Да. Неизбежность перехода от «команды» к «рынку», от тоталитаризма к демократии, от засилья одной гос-идеологии к свободе личности неоспорима, но было бы большой ошибкой считать этот переход по той схеме, которую избрало правительство, уже необратимым.

Ни на минуту нельзя забывать, что «социалистическая» экономика осталась и ее фронтальное разрушение еще не есть созидание рыночной экономики.

Осталась раздираемая националистами и «патриотами» огромная армия в бедственном социальном и моральном состоянии. Ее нельзя бросать на откуп «заботам» псевдопатриотов.

Осталась идеология люмпенского большевизма, психология советского гражданина — не как вина, а как беда, как порождение системы тоталитаризма.

Поэтому спешить — не значит далеко продвинуться вперед. Методами генерала Пиночета, к чему некоторые «теоретики» призывают, в России нового цивилизованного общества не построить. Что может быть, так это антикоммунистический большевизм, большевизм наоборот. Великорусская «идея», так до конца никем, даже ее великими создателями, не понятая, в наших условиях выродится в шовинизм, в поиск врага в представителях других народов, скорее всего превратится в обыкновенный фашизм.

В многонациональном государстве со сложной трагической историей, с незабытыми обидами репрессированных народов, государстве без признаваемых всеми границ, законов и Конституции, государстве, нафаршированном расщепляющимися, химическими и бактериологическими изделиями и объектами, просто оружием и взрывчаткой, если сейчас всем этим пренебрегать и поспешить, жизнь может стать проблематичной.

Если в годы перестройки теряли время, то это не значит, что, заспешив теперь, его можно вернуть. Спешить не надо. Поспешишь — людей насмешишь. Хотя и не до смеха. Правду говорят: «Раньше было плохо, а сейчас никак»… Полнейшая неуверенность и неопределенность во всем. Люди хотят не обещаний, что «к осени» или через два года будет лучше, а четкой, аргументированной, понятной программы мер.

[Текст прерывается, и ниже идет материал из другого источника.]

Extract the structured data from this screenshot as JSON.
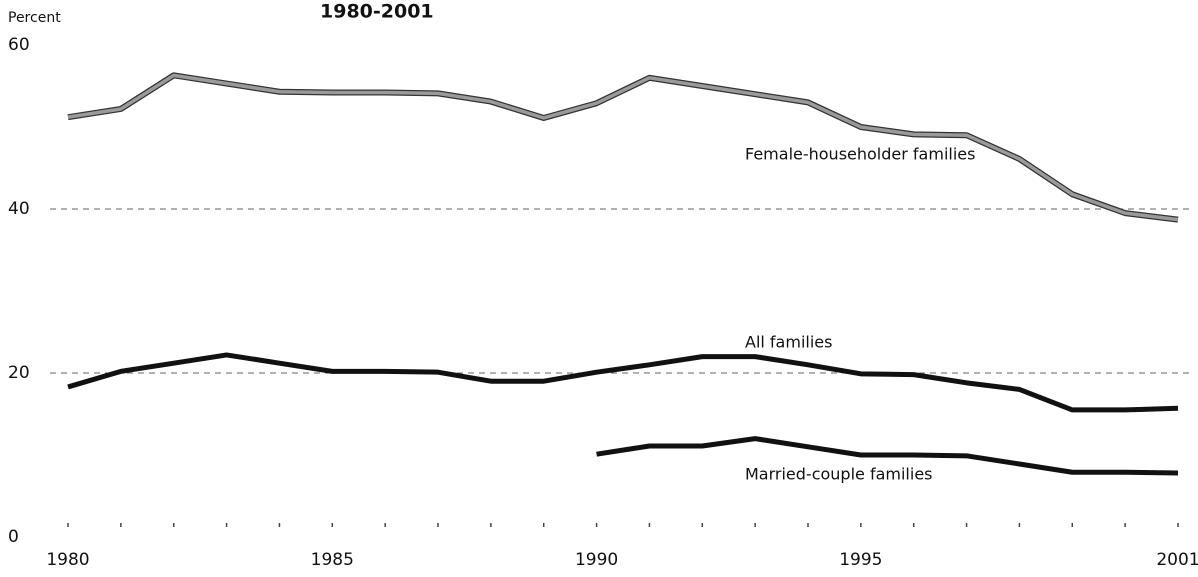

Вот с этим надо спешить. Надо разорвать замкнутый круг. Не будет у правительства успеха, пока не будет народной поддержки. А поддержки не будет, пока не будет успеха. Разорвать этот круг можно пока словом, понятной и ясной людям логикой. Сегодня все держится только на вере в Президента России Б. Н. Ельцина. Ему верят как человеку, как личности. Это немало. Но и только…

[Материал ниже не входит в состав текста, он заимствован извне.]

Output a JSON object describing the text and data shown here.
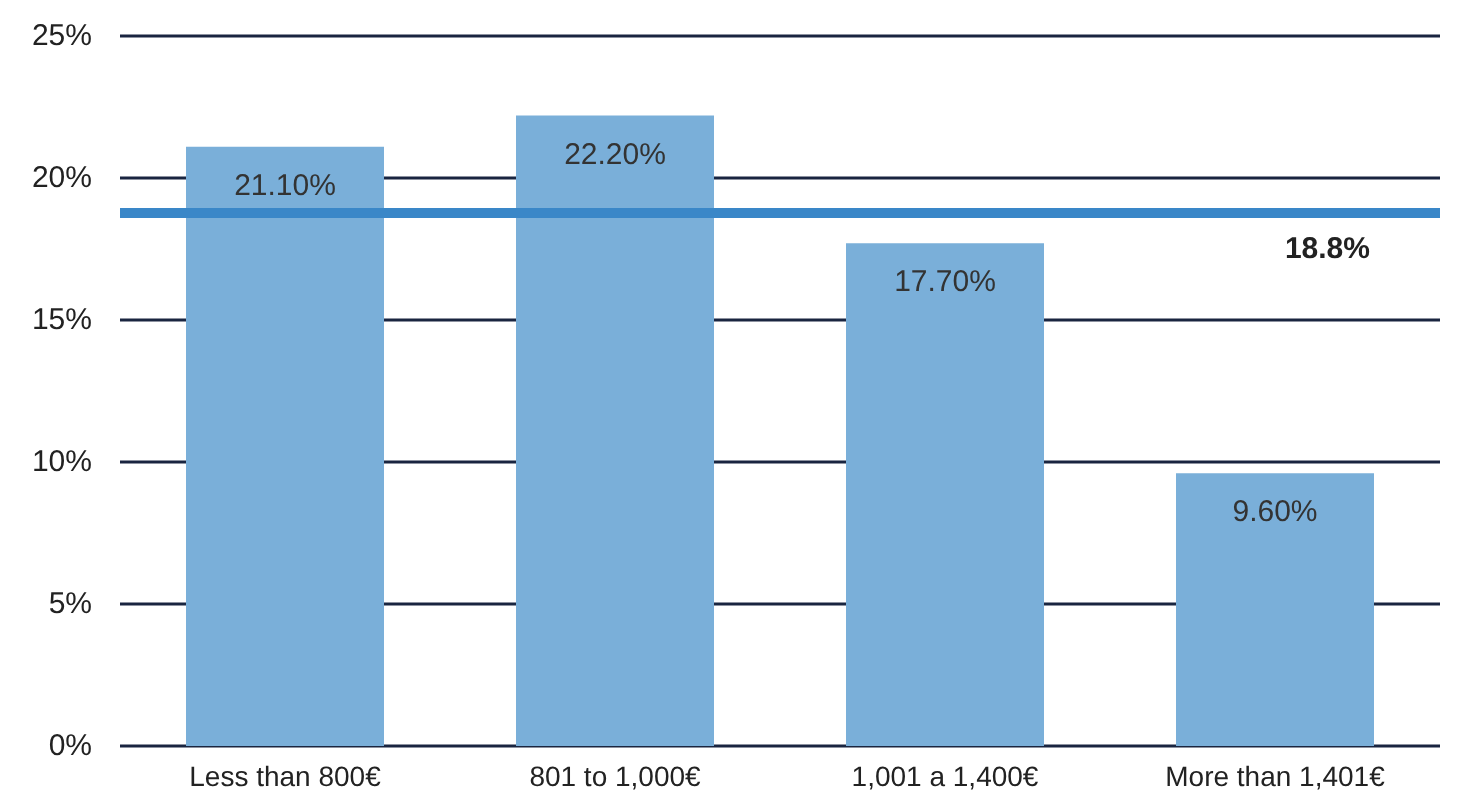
{
  "chart_data": {
    "type": "bar",
    "categories": [
      "Less than 800€",
      "801 to 1,000€",
      "1,001 a 1,400€",
      "More than 1,401€"
    ],
    "values": [
      21.1,
      22.2,
      17.7,
      9.6
    ],
    "value_labels": [
      "21.10%",
      "22.20%",
      "17.70%",
      "9.60%"
    ],
    "color": "#7aafd9",
    "ylim": [
      0,
      25
    ],
    "yticks": [
      {
        "value": 0,
        "label": "0%"
      },
      {
        "value": 5,
        "label": "5%"
      },
      {
        "value": 10,
        "label": "10%"
      },
      {
        "value": 15,
        "label": "15%"
      },
      {
        "value": 20,
        "label": "20%"
      },
      {
        "value": 25,
        "label": "25%"
      }
    ],
    "grid": "y",
    "ref_lines": [
      {
        "axis": "y",
        "value": 18.8,
        "label": "18.8%",
        "color": "#3a87c8"
      }
    ]
  }
}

Как-то я вмешался в дискуссию очень больших эрудитов в компании М. С. Горбачева. Спор шел о том, чем различаются периоды: «перестройки» и «послепутчевый». Я позволил себе сказать, не чем они отличаются, а что у них общего. И «перестройка», и то, что настало после нее, не основываются на четких политических и тем более экономических программах. Михаил Сергеевич с этим не согласился. Может быть, я и не прав. Но я как не знал такой программы во время перестройки, так не знаю ее и сейчас. Общие здравые демократические принципы были и есть. Но этого мало. Тем более для первой «социалистической» страны, которой надо найти выход из этого «социализма» и не потерпеть поражения, не скатиться к варварству.

Это трудно. Это тоже первый раз в истории. Но я не сомневаюсь, что все вместе мы найдем дорогу. Главное сделано. Сделан выбор. Цели есть, а дорогу осилит идущий.

Цель — создание условий и возможностей для жизни, достойной человека XXI века. Эволюционное реформирование системы — средство. Обязательное, необходимое условие — стабильность. Значит, нужна политика стабильности.

В геополитике это преемственность курса Горбачева — Шеварднадзе, проводимого в последние годы. Двусторонние и многосторонние акции, активное участие в деятельности институтов международного сообщества на принципах сотрудничества и доверия. Здесь наряду с традиционными для нас проблемами возникли совершенно новые, гораздо более сложные, чем прежде, реальности. Но тем не менее эта сфера может считаться наиболее удовлетворительной.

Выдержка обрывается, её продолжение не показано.